The drive that keeps her schedule full these days is the same force that helped her face cancer more than 13 years ago and come out a winner. Turner was just 36 and a single mother of two young children when she found out she had large cell lymphoma, with a mass in her chest cavity, in January, 1990. "I felt like, 'I have to make my treatment work. I have people here that need me. My children need me and I want to be here for them,'" she recalls.

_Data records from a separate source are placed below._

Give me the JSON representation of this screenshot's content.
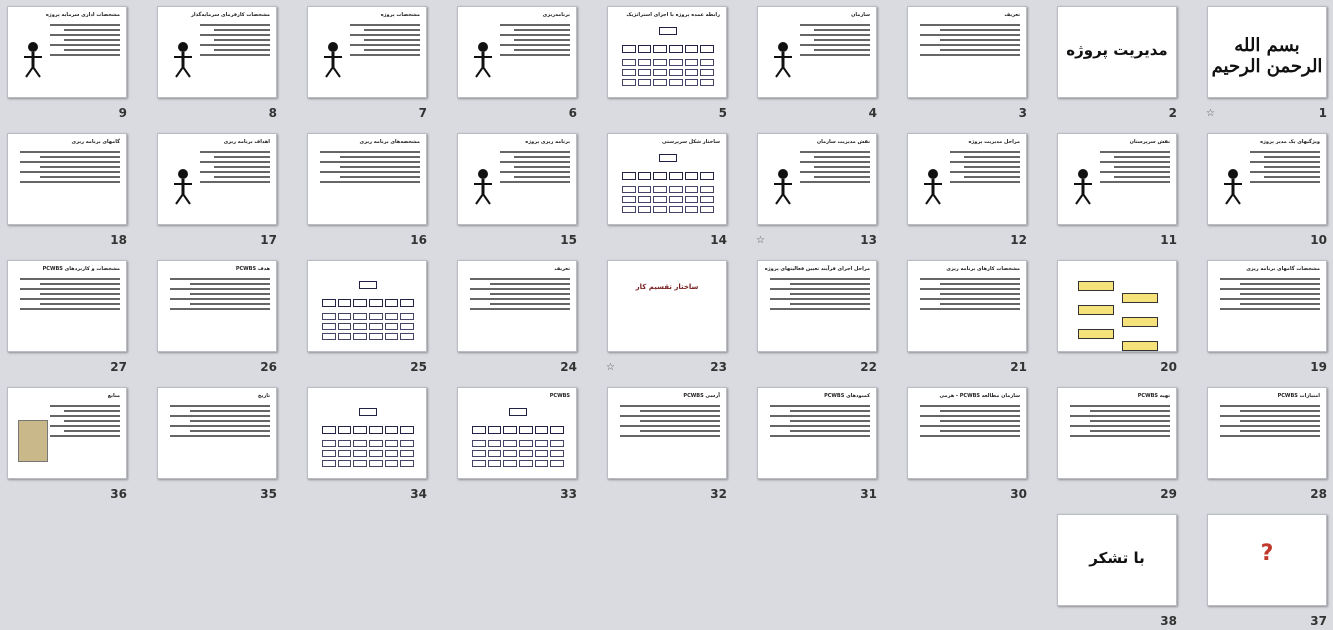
{
  "slides": [
    {
      "n": "1",
      "kind": "calligraphy",
      "title": "بسم الله الرحمن الرحیم",
      "star": true
    },
    {
      "n": "2",
      "kind": "big",
      "title": "مدیریت پروژه"
    },
    {
      "n": "3",
      "kind": "text",
      "title": "تعریف"
    },
    {
      "n": "4",
      "kind": "text-fig",
      "title": "سازمان"
    },
    {
      "n": "5",
      "kind": "diagram",
      "title": "رابطه عمده پروژه با اجزای استراتژیک"
    },
    {
      "n": "6",
      "kind": "text-fig",
      "title": "برنامه‌ریزی"
    },
    {
      "n": "7",
      "kind": "text-fig",
      "title": "مشخصات پروژه"
    },
    {
      "n": "8",
      "kind": "text-fig",
      "title": "مشخصات کارفرمای سرمایه‌گذار"
    },
    {
      "n": "9",
      "kind": "text-fig",
      "title": "مشخصات اداری سرمایه پروژه"
    },
    {
      "n": "10",
      "kind": "text-fig",
      "title": "ویژگیهای یک مدیر پروژه"
    },
    {
      "n": "11",
      "kind": "text-fig",
      "title": "نقش سرپرستان"
    },
    {
      "n": "12",
      "kind": "text-fig",
      "title": "مراحل مدیریت پروژه"
    },
    {
      "n": "13",
      "kind": "text-fig",
      "title": "نقش مدیریت سازمان",
      "star": true
    },
    {
      "n": "14",
      "kind": "org",
      "title": "ساختار شکل سرپرستی"
    },
    {
      "n": "15",
      "kind": "text-fig",
      "title": "برنامه ریزی پروژه"
    },
    {
      "n": "16",
      "kind": "text",
      "title": "مشخصه‌های برنامه ریزی"
    },
    {
      "n": "17",
      "kind": "text-fig",
      "title": "اهداف برنامه ریزی"
    },
    {
      "n": "18",
      "kind": "text",
      "title": "گامهای برنامه ریزی"
    },
    {
      "n": "19",
      "kind": "text",
      "title": "مشخصات گامهای برنامه ریزی"
    },
    {
      "n": "20",
      "kind": "chart",
      "title": ""
    },
    {
      "n": "21",
      "kind": "text",
      "title": "مشخصات کارهای برنامه ریزی"
    },
    {
      "n": "22",
      "kind": "text",
      "title": "مراحل اجرای فرآیند تعیین فعالیتهای پروژه"
    },
    {
      "n": "23",
      "kind": "center",
      "title": "ساختار تقسیم کار",
      "star": true
    },
    {
      "n": "24",
      "kind": "text",
      "title": "تعریف"
    },
    {
      "n": "25",
      "kind": "org",
      "title": ""
    },
    {
      "n": "26",
      "kind": "text",
      "title": "هدف PCWBS"
    },
    {
      "n": "27",
      "kind": "text",
      "title": "مشخصات و کاربردهای PCWBS"
    },
    {
      "n": "28",
      "kind": "text",
      "title": "امتیازات PCWBS"
    },
    {
      "n": "29",
      "kind": "text",
      "title": "تهیه PCWBS"
    },
    {
      "n": "30",
      "kind": "text",
      "title": "سازمان مطالعه PCWBS - هرمی"
    },
    {
      "n": "31",
      "kind": "text",
      "title": "کمبودهای PCWBS"
    },
    {
      "n": "32",
      "kind": "text",
      "title": "آرسی PCWBS"
    },
    {
      "n": "33",
      "kind": "org",
      "title": "PCWBS"
    },
    {
      "n": "34",
      "kind": "org",
      "title": ""
    },
    {
      "n": "35",
      "kind": "text",
      "title": "تاریخ"
    },
    {
      "n": "36",
      "kind": "book",
      "title": "منابع"
    },
    {
      "n": "37",
      "kind": "question",
      "title": ""
    },
    {
      "n": "38",
      "kind": "big",
      "title": "با تشکر"
    }
  ]
}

She had known "something wasn't right" for months before her diagnosis. Swallowing had become difficult; she experienced a sensation of fullness in her chest; she started having some night sweats. But learning she had cancer was a shock. "When I was first told, I was just bewildered. I didn't know what to do, where to go." Not content to be treated at the small hospital where she was diagnosed, Turner asked to be referred to the University of Florida's Shands Cancer Center in Gainesville, a large medical center where she was able to enter into a protocol for lymphoma patients. Her doctor's expertise and confidence were encouraging. "He said from the get-go, 'We're going for a cure because I see a very good chance for one.' I really felt like he had my best interests at heart," Turner says. Three weeks after her diagnosis, Turner began a series of eight chemotherapy treatments with a regimen of four drugs known as CHOP, followed by 21 radiation treatments to her upper chest and neck.

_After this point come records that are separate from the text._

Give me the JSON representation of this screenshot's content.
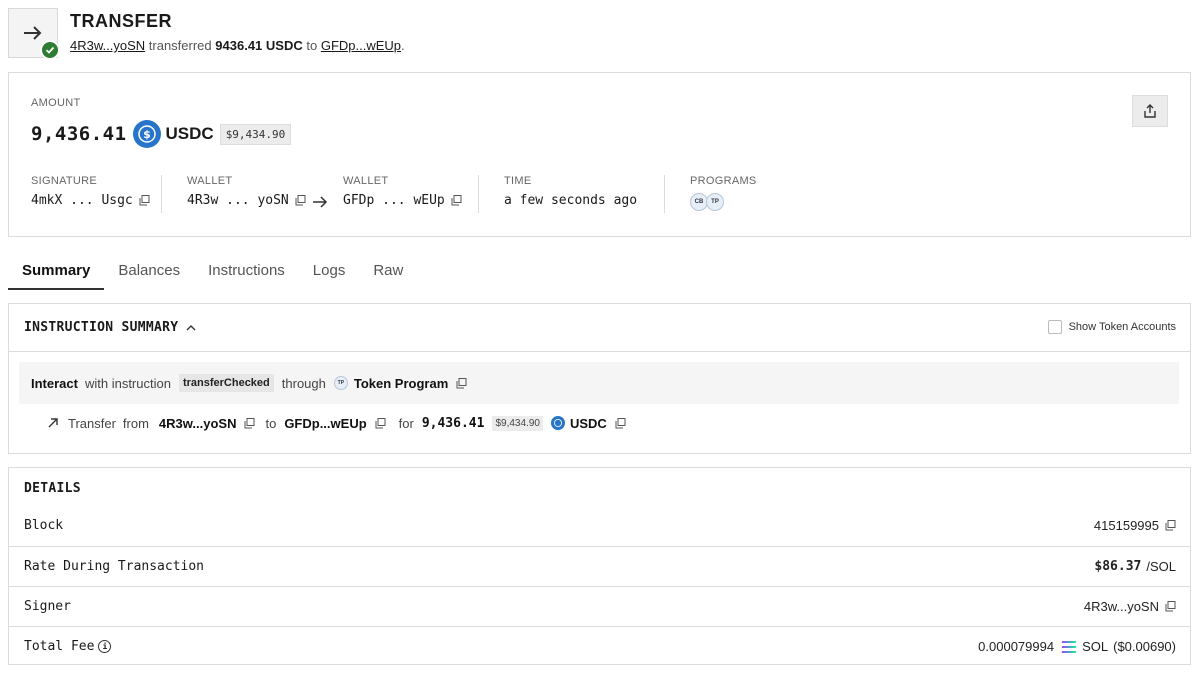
{
  "header": {
    "title": "TRANSFER",
    "from_short": "4R3w...yoSN",
    "verb": "transferred",
    "amount_text": "9436.41 USDC",
    "to_word": "to",
    "to_short": "GFDp...wEUp",
    "period": "."
  },
  "amount": {
    "label": "AMOUNT",
    "value": "9,436.41",
    "symbol": "USDC",
    "usd": "$9,434.90"
  },
  "meta": {
    "signature_label": "SIGNATURE",
    "signature_value": "4mkX ... Usgc",
    "wallet_from_label": "WALLET",
    "wallet_from_value": "4R3w ... yoSN",
    "wallet_to_label": "WALLET",
    "wallet_to_value": "GFDp ... wEUp",
    "time_label": "TIME",
    "time_value": "a few seconds ago",
    "programs_label": "PROGRAMS",
    "programs": [
      "CB",
      "TP"
    ]
  },
  "tabs": [
    "Summary",
    "Balances",
    "Instructions",
    "Logs",
    "Raw"
  ],
  "instruction_summary": {
    "title": "INSTRUCTION SUMMARY",
    "show_token_accounts": "Show Token Accounts",
    "interact_word": "Interact",
    "with_instruction": "with instruction",
    "instruction_name": "transferChecked",
    "through": "through",
    "program_badge": "TP",
    "program_name": "Token Program",
    "transfer_word": "Transfer",
    "from_word": "from",
    "from_addr": "4R3w...yoSN",
    "to_word": "to",
    "to_addr": "GFDp...wEUp",
    "for_word": "for",
    "amount": "9,436.41",
    "usd": "$9,434.90",
    "symbol": "USDC"
  },
  "details": {
    "title": "DETAILS",
    "block_label": "Block",
    "block_value": "415159995",
    "rate_label": "Rate During Transaction",
    "rate_value": "$86.37",
    "rate_unit": "/SOL",
    "signer_label": "Signer",
    "signer_value": "4R3w...yoSN",
    "fee_label": "Total Fee",
    "fee_value": "0.000079994",
    "fee_symbol": "SOL",
    "fee_usd": "($0.00690)"
  },
  "colors": {
    "usdc": "#2775ca",
    "success": "#2e7d32"
  }
}
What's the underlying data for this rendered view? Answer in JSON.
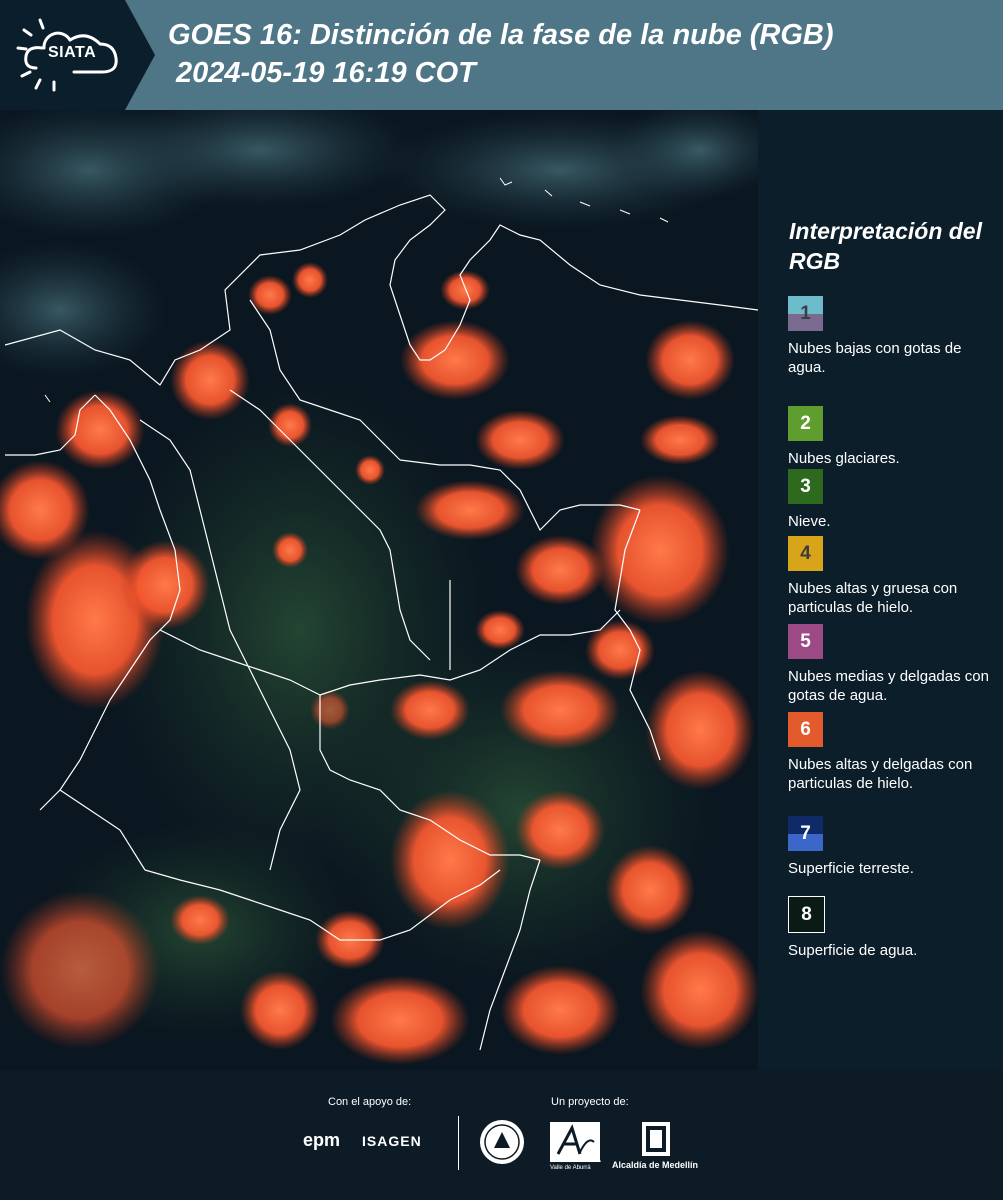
{
  "header": {
    "logo_text": "SIATA",
    "title_line1": "GOES 16: Distinción de la fase de la nube (RGB)",
    "title_line2": "2024-05-19 16:19 COT"
  },
  "legend": {
    "title": "Interpretación del RGB",
    "items": [
      {
        "num": "1",
        "label": "Nubes bajas con gotas de agua.",
        "color_top": "#6cbccb",
        "color_bottom": "#7a6a8f",
        "text_color": "#3b3b4b"
      },
      {
        "num": "2",
        "label": "Nubes glaciares.",
        "color_top": "#5f9e2e",
        "color_bottom": "#5f9e2e",
        "text_color": "#ffffff"
      },
      {
        "num": "3",
        "label": "Nieve.",
        "color_top": "#2e6a1e",
        "color_bottom": "#2e6a1e",
        "text_color": "#ffffff"
      },
      {
        "num": "4",
        "label": "Nubes altas y gruesa con particulas de hielo.",
        "color_top": "#d8a419",
        "color_bottom": "#d8a419",
        "text_color": "#3b3b3b"
      },
      {
        "num": "5",
        "label": "Nubes medias y delgadas con gotas de agua.",
        "color_top": "#9b4a86",
        "color_bottom": "#9b4a86",
        "text_color": "#ffffff"
      },
      {
        "num": "6",
        "label": "Nubes altas y delgadas con particulas de hielo.",
        "color_top": "#e35a2c",
        "color_bottom": "#e35a2c",
        "text_color": "#ffffff"
      },
      {
        "num": "7",
        "label": "Superficie terreste.",
        "color_top": "#0f2a66",
        "color_bottom": "#3a67c9",
        "text_color": "#ffffff"
      },
      {
        "num": "8",
        "label": "Superficie de agua.",
        "color_top": "#0a1a14",
        "color_bottom": "#0a1a14",
        "text_color": "#ffffff"
      }
    ]
  },
  "footer": {
    "support_label": "Con el apoyo de:",
    "project_label": "Un proyecto de:",
    "epm": "epm",
    "isagen": "ISAGEN",
    "area_label": "METROPOLITANA Valle de Aburrá",
    "alcaldia_label": "Alcaldía de Medellín"
  },
  "colors": {
    "header_bg": "#4f7686",
    "logo_bg": "#0b1e2b",
    "panel_bg": "#0c1e2a",
    "cloud_orange": "#ff6a3c",
    "background_dark": "#0a141c"
  }
}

Turner relied heavily on her family and church for support during her treatment and recovery. "I knew that I had to have some type of anchor to help me through this," she says. "I just found comfort in my God and that's what helped me; that was my anchor." Her mother accompanied her to every treatment, and taped Bible studies and church sermons for her, which she played during chemotherapy. Her pastor also suggested she read Psalm 27. Turner took his advice and says she felt "strengthened" by the verse. There were some difficult periods. She often felt too weak to walk on the days she received chemotherapy. The radiation burned her throat so badly she couldn't eat, and caused her to drool "like a teething baby." "To me, the radiation was worse than the chemotherapy," she said. Overall, though, Turner says she was "never really infirm" during her treatment. "I had just made up my mind that I wasn't going to be sick," she says. She strove to keep her life as normal as possible for the sake of her children, who were just 12 and 8 at the time. Even the late effects from the chemotherapy haven't slowed her down much. Her doctors had warned her that the powerful drug Adriamycin, part of the CHOP treatment, might damage her heart, and in 1999, Turner was diagnosed with congestive heart failure. So far she's never had to be hospitalized for the condition; she controls it with medication and a healthy lifestyle. "If I get plenty of rest, take my vitamins, eat well, I'm fine."

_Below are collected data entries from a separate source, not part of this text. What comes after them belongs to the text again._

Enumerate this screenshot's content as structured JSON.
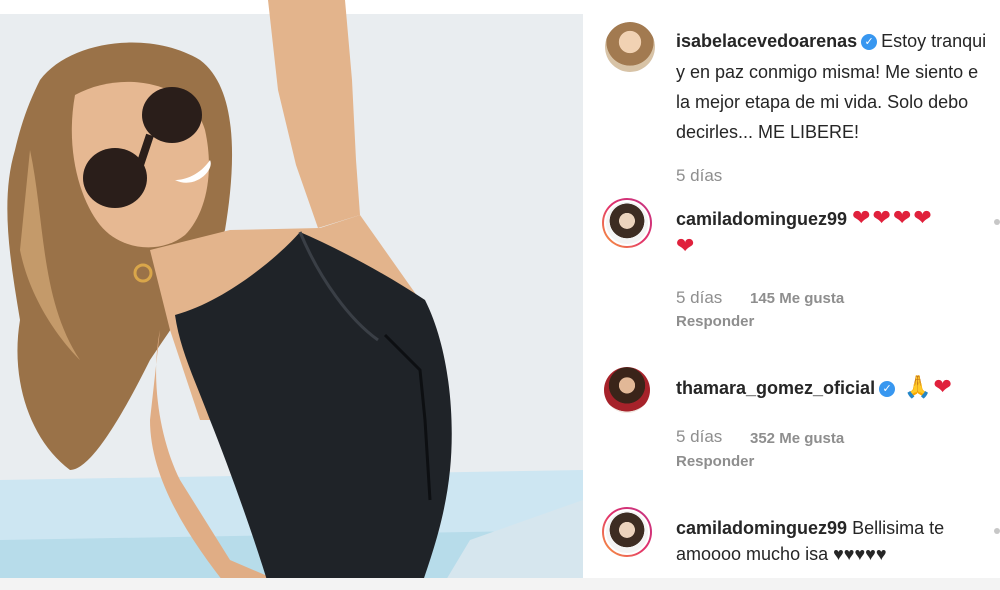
{
  "post": {
    "author": {
      "username": "isabelacevedoarenas",
      "verified": true,
      "caption_lines": [
        "Estoy tranqui",
        "y en paz conmigo misma! Me siento e",
        "la mejor etapa de mi vida. Solo debo",
        "decirles... ME LIBERE!"
      ],
      "time": "5 días"
    }
  },
  "comments": [
    {
      "username": "camiladominguez99",
      "verified": false,
      "text_line1": "❤❤❤❤",
      "text_line2": "❤",
      "time": "5 días",
      "likes": "145 Me gusta",
      "reply": "Responder"
    },
    {
      "username": "thamara_gomez_oficial",
      "verified": true,
      "text_line1": "🙏❤",
      "time": "5 días",
      "likes": "352 Me gusta",
      "reply": "Responder"
    },
    {
      "username": "camiladominguez99",
      "verified": false,
      "text_line1": "Bellisima te",
      "text_line2": "amoooo mucho isa ♥♥♥♥♥"
    }
  ],
  "icons": {
    "verified": "verified-badge-icon",
    "heart": "heart-emoji",
    "pray": "praying-hands-emoji"
  },
  "colors": {
    "verified_blue": "#3897f0",
    "heart_red": "#e0213c",
    "meta_gray": "#8e8e8e",
    "text_dark": "#262626"
  }
}
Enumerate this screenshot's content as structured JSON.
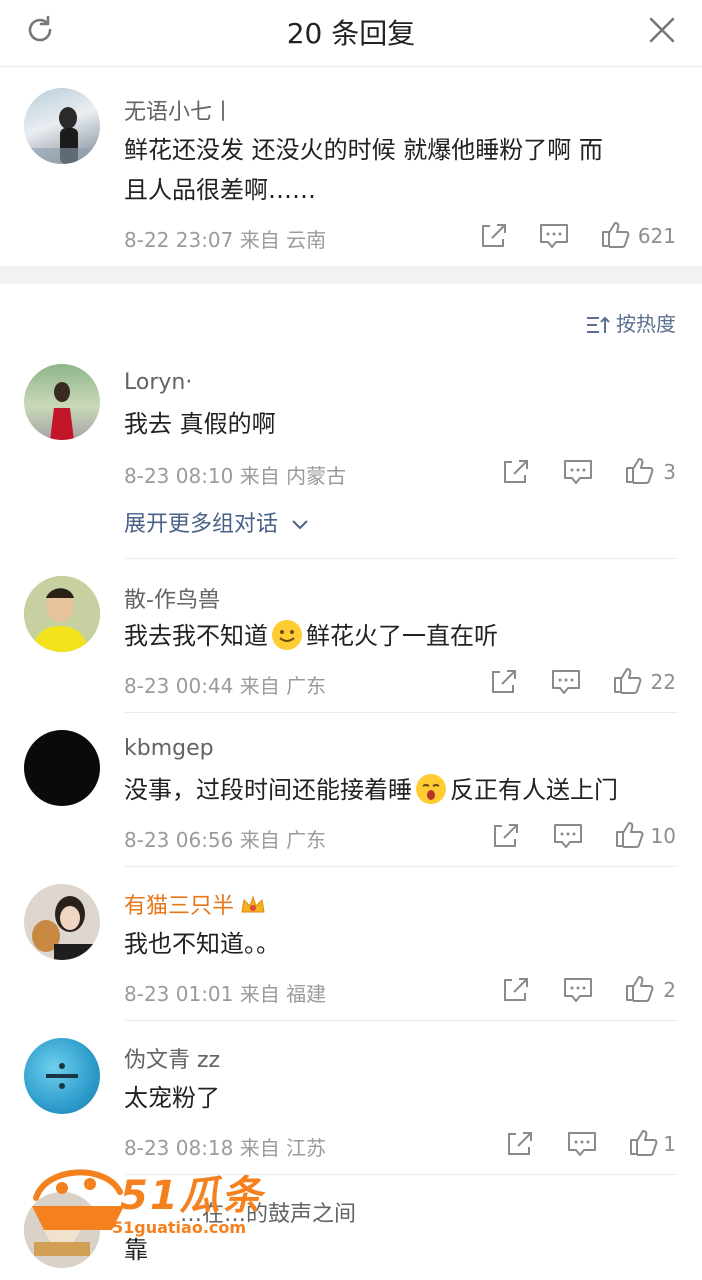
{
  "header": {
    "title": "20 条回复"
  },
  "root": {
    "username": "无语小七丨",
    "text_line1": "鲜花还没发 还没火的时候 就爆他睡粉了啊 而",
    "text_line2": "且人品很差啊……",
    "meta": "8-22 23:07  来自 云南",
    "likes": "621"
  },
  "sort_label": "按热度",
  "expand_label": "展开更多组对话",
  "replies": [
    {
      "username": "Loryn·",
      "text": "我去 真假的啊",
      "meta": "8-23 08:10  来自 内蒙古",
      "likes": "3"
    },
    {
      "username": "散-作鸟兽",
      "text_a": "我去我不知道",
      "text_b": "鲜花火了一直在听",
      "meta": "8-23 00:44  来自 广东",
      "likes": "22"
    },
    {
      "username": "kbmgep",
      "text_a": "没事，过段时间还能接着睡",
      "text_b": "反正有人送上门",
      "meta": "8-23 06:56  来自 广东",
      "likes": "10"
    },
    {
      "username": "有猫三只半",
      "text": "我也不知道。。",
      "meta": "8-23 01:01  来自 福建",
      "likes": "2"
    },
    {
      "username": "伪文青 zz",
      "text": "太宠粉了",
      "meta": "8-23 08:18  来自 江苏",
      "likes": "1"
    },
    {
      "username": "…在…的鼓声之间",
      "text": "靠"
    }
  ],
  "watermark": {
    "brand": "51瓜条",
    "url": "51guatiao.com"
  },
  "colors": {
    "accent_orange": "#f5801e",
    "link_blue": "#4a6188",
    "vip_name": "#e8771a"
  }
}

And dealing with cancer, she says, helped her cope when her mother became seriously ill a few years later. "By going through (my illness) I was more grounded," she says. "If I hadn't had mine, it would have thrown me so much." She has used that perspective to reassure friends and colleagues dealing with serious health problems of their own. "I say to everyone, just live every day. You don't have to go like a motor scooter through it, but live every day and be thankful and blessed that you have it. Just keep going.